“Oh, Katherine! and I thought I looked so nice! Oh, they all saw and knew, and the ones I just met to-day couldn’t know but I marked up my face like that always. It’s—it’s awful—I wish I had never come to college—I wish I’d never seen an Amherst man—or Hazel Pilcher either. What shall I do?”
“Jim knows,” Katherine soothed.
“B-but he’ll be ashamed of me,” moaned Peggy.
“He won’t either. He’ll just think it’s funny,” Katherine tried to comfort her.
“Funny! Oh, dear, and I suppose it is—but not to me. And Bud Bevington—every time he’s seen me there’s been something—r-ridiculous about me!”

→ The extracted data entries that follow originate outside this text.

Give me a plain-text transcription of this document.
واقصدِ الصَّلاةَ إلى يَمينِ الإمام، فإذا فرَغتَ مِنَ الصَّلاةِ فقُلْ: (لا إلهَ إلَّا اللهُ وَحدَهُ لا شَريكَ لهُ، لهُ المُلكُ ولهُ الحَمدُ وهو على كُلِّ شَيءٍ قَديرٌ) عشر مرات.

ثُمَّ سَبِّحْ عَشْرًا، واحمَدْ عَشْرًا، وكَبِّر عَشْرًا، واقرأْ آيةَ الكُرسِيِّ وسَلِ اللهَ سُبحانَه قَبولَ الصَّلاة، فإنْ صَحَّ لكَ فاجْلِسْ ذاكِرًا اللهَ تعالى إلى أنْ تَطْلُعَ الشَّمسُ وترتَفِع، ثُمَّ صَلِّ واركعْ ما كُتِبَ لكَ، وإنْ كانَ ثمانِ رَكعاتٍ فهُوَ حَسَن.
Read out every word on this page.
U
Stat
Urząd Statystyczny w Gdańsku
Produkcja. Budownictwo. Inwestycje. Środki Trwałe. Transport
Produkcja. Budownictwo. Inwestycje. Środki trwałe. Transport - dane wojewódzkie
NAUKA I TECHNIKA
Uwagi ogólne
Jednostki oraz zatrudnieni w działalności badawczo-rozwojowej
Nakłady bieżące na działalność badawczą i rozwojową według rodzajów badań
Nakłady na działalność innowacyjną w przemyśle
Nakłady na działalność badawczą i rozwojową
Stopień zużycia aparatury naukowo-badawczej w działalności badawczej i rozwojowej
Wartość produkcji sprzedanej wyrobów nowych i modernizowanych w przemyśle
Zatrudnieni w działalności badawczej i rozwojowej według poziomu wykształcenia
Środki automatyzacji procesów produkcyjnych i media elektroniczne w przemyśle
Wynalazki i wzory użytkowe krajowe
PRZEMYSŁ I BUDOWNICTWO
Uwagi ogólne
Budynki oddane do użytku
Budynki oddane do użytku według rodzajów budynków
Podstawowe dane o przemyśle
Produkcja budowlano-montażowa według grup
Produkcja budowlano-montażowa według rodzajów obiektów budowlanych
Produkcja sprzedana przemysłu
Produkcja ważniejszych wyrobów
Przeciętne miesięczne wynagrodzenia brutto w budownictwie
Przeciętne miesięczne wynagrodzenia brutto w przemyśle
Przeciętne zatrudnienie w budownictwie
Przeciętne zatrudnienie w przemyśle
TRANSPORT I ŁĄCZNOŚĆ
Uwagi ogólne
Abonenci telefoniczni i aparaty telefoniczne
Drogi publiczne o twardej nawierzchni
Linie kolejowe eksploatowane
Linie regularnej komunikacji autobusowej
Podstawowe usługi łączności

Peggy shook with sobs, and hid her face in the cushions of the window seat, sure that she would never take any pleasure in life again.
She wouldn’t go down to dinner, so Katherine had it sent up on a tray, and though Peggy felt that she really wasn’t the tiniest bit hungry, she ate all that was brought to her, and almost wished she had decided to go down after all, because then she might have asked for a second helping.
Katherine and the other freshmen made up an impromptu party to go to a picture show that evening, but Peggy could not be persuaded to join them.
“I never knew her to sulk before,” said Florence Thomas. “What in the world is the matter with her?”
“Sulk,” cried Katherine indignantly, “why Peggy doesn’t know how to sulk. She—she just had a very sad thing happen to her, and you’d cry, too, if it happened to you, only you wouldn’t get over it as soon as Peggy will.”